The RAM and CPU resource issues are concerning.

Why does an instance seem to take even more RAM on heroku than on our EC2?
Why are slow actions even so much slower on heroku than on our EC2?

Things we might investigate:

Use heroku https://devcenter.heroku.com/articles/log-runtime-metrics experimental add-on to get more precise logging of our RAM use over time as we trigger actions.
Try passenger on heroku instead of puma, to compare apples to applies
Try the heroku buildpack for jemalloc and compiling ruby with that, which some people say makes ruby use RAM better. (We didn’t do that in our EC2 though). https://elements.heroku.com/buildpacks/gaffneyc/heroku-buildpack-jemalloc
Try a heroku standard-0 postgres and standard-1x dyno to be using actual resources we will be using, in case the ’hobby' ones we are using to test have different performance characteristics
- Dyno standard-1x can easily be temporarily turned on and off, but db will probably stay there at $50/month
Actually analyze and try to optimize our app, RAM usage and performance
- Make fixity report run on cronjob and give you stored results instead of running when you click on it
- Make many-child pages use “infinite scroll” technique to only load first X and load more when you scroll down, instead of trying to load all at once
- More efficient production of each child page element on work pages (hard-code URLs etc)
- Use derailed gem to figure out what parts are using so much RAM and fix them https://github.com/schneems/derailed_benchmarks
While we can probably optimize our app, the fact that we weren’t forced to on manual EC2 but will on heroku worries us that we’re raising the skill level and time needed to maintain a working app on heroku? (actually already HAVE spent time optimizing app now, but apparently not yet good enough for heroku?)

RAM measure investigations

Using heroku log-runtime-metrics, confirm that our 1-worker-with-two-threads puma instance is starting at 316MB.

After just accessing home page, it’s up to 346.74MB
Accessing 115-child work ysnh5if, it’s up to 375MB, a few more times 386MB, then 392MB
Accessing ramelli it’s up to 444MB, a couple more times 493MB, then 511MB!!!

We may have a memory leak or bad memory behavior – but why isn’t it effecting us on passenger on our manual EC2s?

Wait, may be bad on passenger too! And yet it works on our EC2…

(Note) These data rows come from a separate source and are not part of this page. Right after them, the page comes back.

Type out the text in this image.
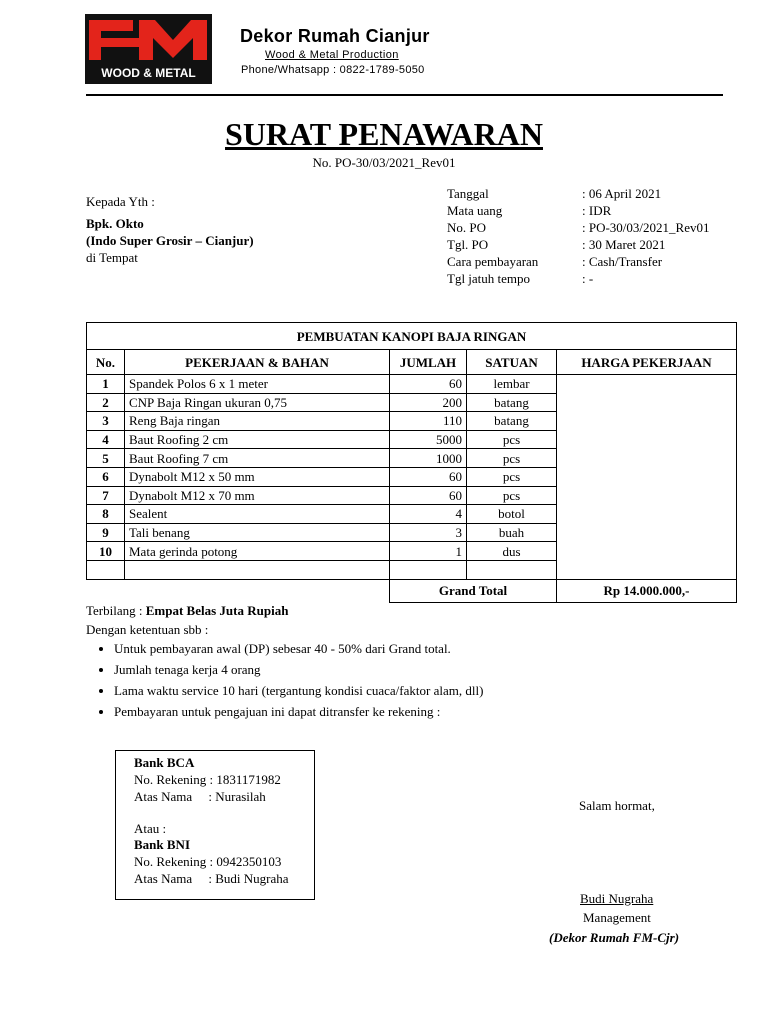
WOOD & METAL
Dekor Rumah Cianjur
Wood & Metal Production
Phone/Whatsapp : 0822-1789-5050
SURAT PENAWARAN
No. PO-30/03/2021_Rev01
Kepada Yth :
Bpk. Okto
(Indo Super Grosir – Cianjur)
di Tempat
Tanggal	: 06 April 2021
Mata uang	: IDR
No. PO	: PO-30/03/2021_Rev01
Tgl. PO	: 30 Maret 2021
Cara pembayaran	: Cash/Transfer
Tgl jatuh tempo	: -
PEMBUATAN KANOPI BAJA RINGAN				
No.	PEKERJAAN & BAHAN	JUMLAH	SATUAN	HARGA PEKERJAAN
1	Spandek Polos 6 x 1 meter	60	lembar	
2	CNP Baja Ringan ukuran 0,75	200	batang	
3	Reng Baja ringan	110	batang	
4	Baut Roofing 2 cm	5000	pcs	
5	Baut Roofing 7 cm	1000	pcs	
6	Dynabolt M12 x 50 mm	60	pcs	
7	Dynabolt M12 x 70 mm	60	pcs	
8	Sealent	4	botol	
9	Tali benang	3	buah	
10	Mata gerinda potong	1	dus	

		Grand Total		Rp 14.000.000,-
Terbilang : Empat Belas Juta Rupiah
Dengan ketentuan sbb :
• Untuk pembayaran awal (DP) sebesar 40 - 50% dari Grand total.
• Jumlah tenaga kerja 4 orang
• Lama waktu service 10 hari (tergantung kondisi cuaca/faktor alam, dll)
• Pembayaran untuk pengajuan ini dapat ditransfer ke rekening :
Bank BCA
No. Rekening : 1831171982
Atas Nama     : Nurasilah
Atau :
Bank BNI
No. Rekening : 0942350103
Atas Nama     : Budi Nugraha
Salam hormat,
Budi Nugraha
Management
(Dekor Rumah FM-Cjr)
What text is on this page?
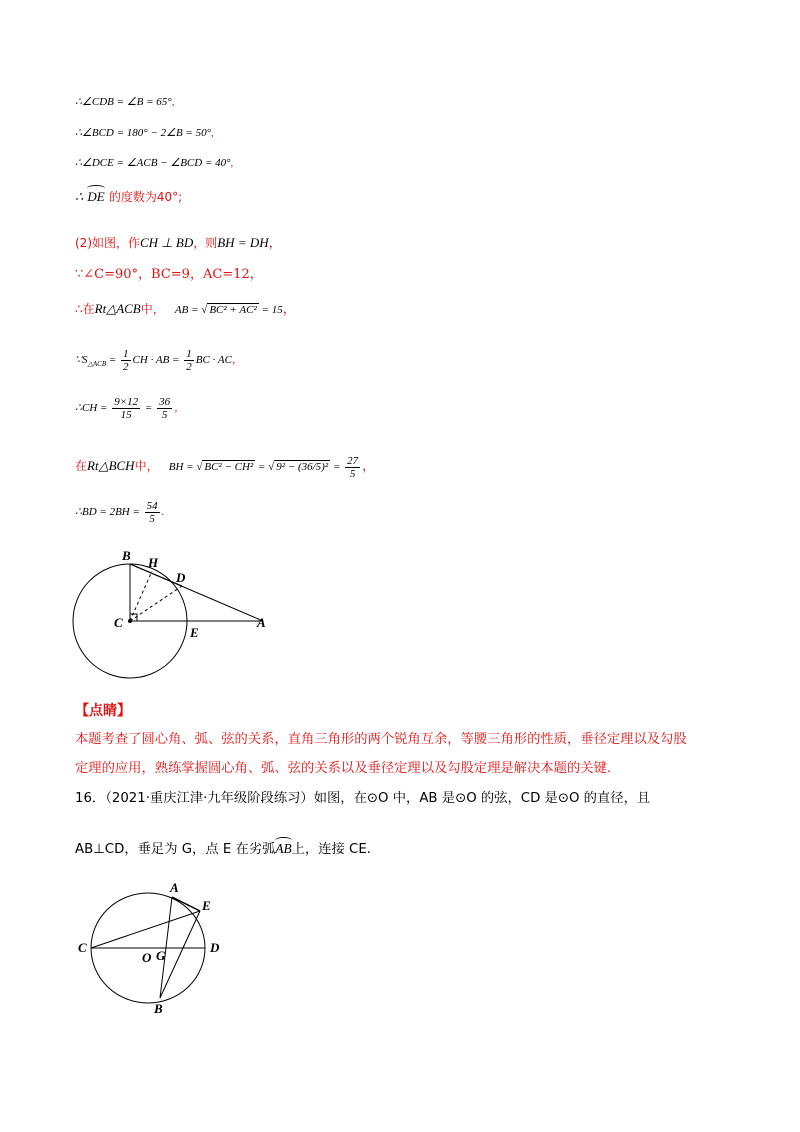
∴∠CDB = ∠B = 65°,
∴∠BCD = 180° − 2∠B = 50°,
∴∠DCE = ∠ACB − ∠BCD = 40°,
∴ DE 的度数为40°;
(2)如图，作CH ⊥ BD，则BH = DH，
∵∠C=90°，BC=9，AC=12，
∴在Rt△ACB中， AB = √ BC² + AC² = 15，
$\because S_{\triangle ACB} = \frac{1}{2}$ CH · AB = $\frac{1}{2}$ BC · AC，
∴CH = $\frac{9\times 12}{15} = \frac{36}{5}$ ，
在Rt△BCH中， BH = √ BC² − CH² = √ $9^2 - (36/5)^2 = \frac{27}{5}$ ，
∴BD = $2BH = \frac{54}{5}$ .
B H
D
C
E
A
【点睛】
本题考查了圆心角、弧、弦的关系，直角三角形的两个锐角互余，等腰三角形的性质，垂径定理以及勾股
定理的应用，熟练掌握圆心角、弧、弦的关系以及垂径定理以及勾股定理是解决本题的关键.
16．（2021·重庆江津·九年级阶段练习）如图，在⊙O 中，AB 是⊙O 的弦，CD 是⊙O 的直径，且
AB⊥CD，垂足为 G，点 E 在劣弧
AB上，连接 CE.
A
E
C
O G
D
B
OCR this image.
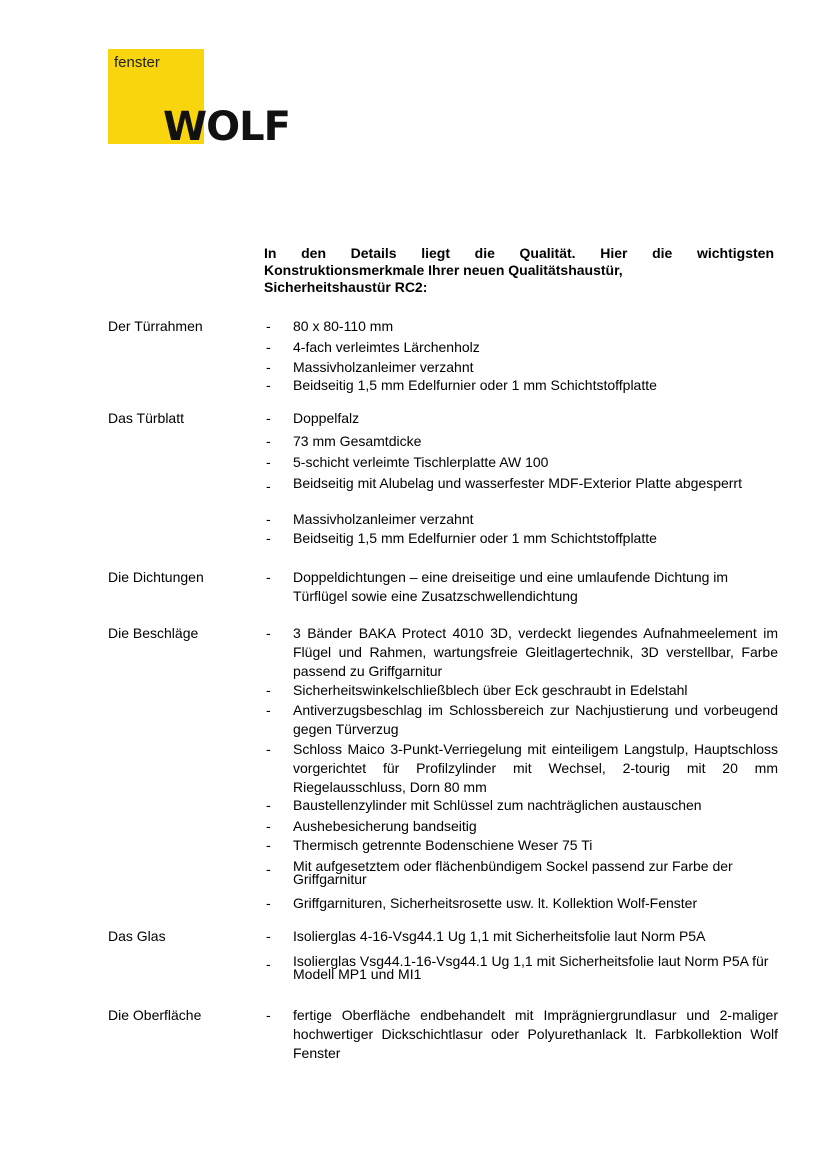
fenster
WOLF
In den Details liegt die Qualität. Hier die wichtigsten
Konstruktionsmerkmale Ihrer neuen Qualitätshaustür,
Sicherheitshaustür RC2:
Der Türrahmen	-	80 x 80-110 mm
-	4-fach verleimtes Lärchenholz
-	Massivholzanleimer verzahnt
-	Beidseitig 1,5 mm Edelfurnier oder 1 mm Schichtstoffplatte
Das Türblatt	-	Doppelfalz
-	73 mm Gesamtdicke
-	5-schicht verleimte Tischlerplatte AW 100
-	Beidseitig mit Alubelag und wasserfester MDF-Exterior Platte abgesperrt
-	Massivholzanleimer verzahnt
-	Beidseitig 1,5 mm Edelfurnier oder 1 mm Schichtstoffplatte
Die Dichtungen	-	Doppeldichtungen – eine dreiseitige und eine umlaufende Dichtung im Türflügel sowie eine Zusatzschwellendichtung
Die Beschläge	-	3 Bänder BAKA Protect 4010 3D, verdeckt liegendes Aufnahmeelement im Flügel und Rahmen, wartungsfreie Gleitlagertechnik, 3D verstellbar, Farbe passend zu Griffgarnitur
-	Sicherheitswinkelschließblech über Eck geschraubt in Edelstahl
-	Antiverzugsbeschlag im Schlossbereich zur Nachjustierung und vorbeugend gegen Türverzug
-	Schloss Maico 3-Punkt-Verriegelung mit einteiligem Langstulp, Hauptschloss vorgerichtet für Profilzylinder mit Wechsel, 2-tourig mit 20 mm Riegelausschluss, Dorn 80 mm
-	Baustellenzylinder mit Schlüssel zum nachträglichen austauschen
-	Aushebesicherung bandseitig
-	Thermisch getrennte Bodenschiene Weser 75 Ti
-	Mit aufgesetztem oder flächenbündigem Sockel passend zur Farbe der Griffgarnitur
-	Griffgarnituren, Sicherheitsrosette usw. lt. Kollektion Wolf-Fenster
Das Glas	-	Isolierglas 4-16-Vsg44.1 Ug 1,1 mit Sicherheitsfolie laut Norm P5A
-	Isolierglas Vsg44.1-16-Vsg44.1 Ug 1,1 mit Sicherheitsfolie laut Norm P5A für Modell MP1 und MI1
Die Oberfläche	-	fertige Oberfläche endbehandelt mit Imprägniergrundlasur und 2-maliger hochwertiger Dickschichtlasur oder Polyurethanlack lt. Farbkollektion Wolf Fenster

To measure on passenger, ssh to ubuntu@ staging web server,

run sudo passenger-memory-stats1.
run sudo PASSENGER_INSTANCE_REGISTRY_DIR=/opt/scihist_digicoll/shared passenger-status

passenger-memory-stats on web is showing instance VMSize from 536MB to 738MB. Has something happened to raise our memory usage since last time we looked? And why isn’t this machine swapping horribly? But it also says Total private dirty RSS: 463.93 MB, maybe the “Private” value matters more than the “VMSize” value… but not on heroku that measures actual VMSize? (passenger-status shows only 200M and down, they show different things – neither may be what heroku measures, but they are working okay on our raw EC2….

https://www.phusionpassenger.com/library/indepth/accurately_measuring_memory_usage.html

Heroku claims to be measuring “RSS” too, is that different than “private RSS”? sample#memory_total=509.52MB sample#memory_rss=469.41MB sample#memory_cache=40.11MB sample#memory_swap=0.00MB

Still way more than our passenger numbers! Let’s try with passenger…

Passenger on heroku

Having trouble getting passenger working on heroku for some reason…. hmm, without me doing anything it seems to have settled down and is working.

Just home page query sample#memory_total=376.59MB sample#memory_rss=290.23MB
Accessing 115-child work ysnh5if, sample#memory_total=415.04MB sample#memory_rss=328.95MB, but then recovers to sample#memory_total=351.00MB sample#memory_rss=264.92MB
ramelli 4b29b614k, sample#memory_total=459.54MB sample#memory_rss=373.44MB

So not really that different. Maybe a bit better under passenger.

Try jemalloc with puma

https://elements.heroku.com/buildpacks/gaffneyc/heroku-buildpack-jemalloc
just home page: sample#memory_total=315.88MB sample#memory_rss=241.65MB
115-child ysnh5if: sample#memory_total=348.99MB sample#memory_rss=274.69MB
ramelli 4b29b614k: sample#memory_total=421.22MB sample#memory_rss=346.92MB
- After a couple reloads: sample#memory_total=499.28MB sample#memory_rss=424.98MB

Maybe a bit better, but not so much really, about the same.

Wed Oct 7

We have a semi-functional app deployed to heroku – no Solr (so no searching), no background jobs, lots of edge case issues. But something to look at.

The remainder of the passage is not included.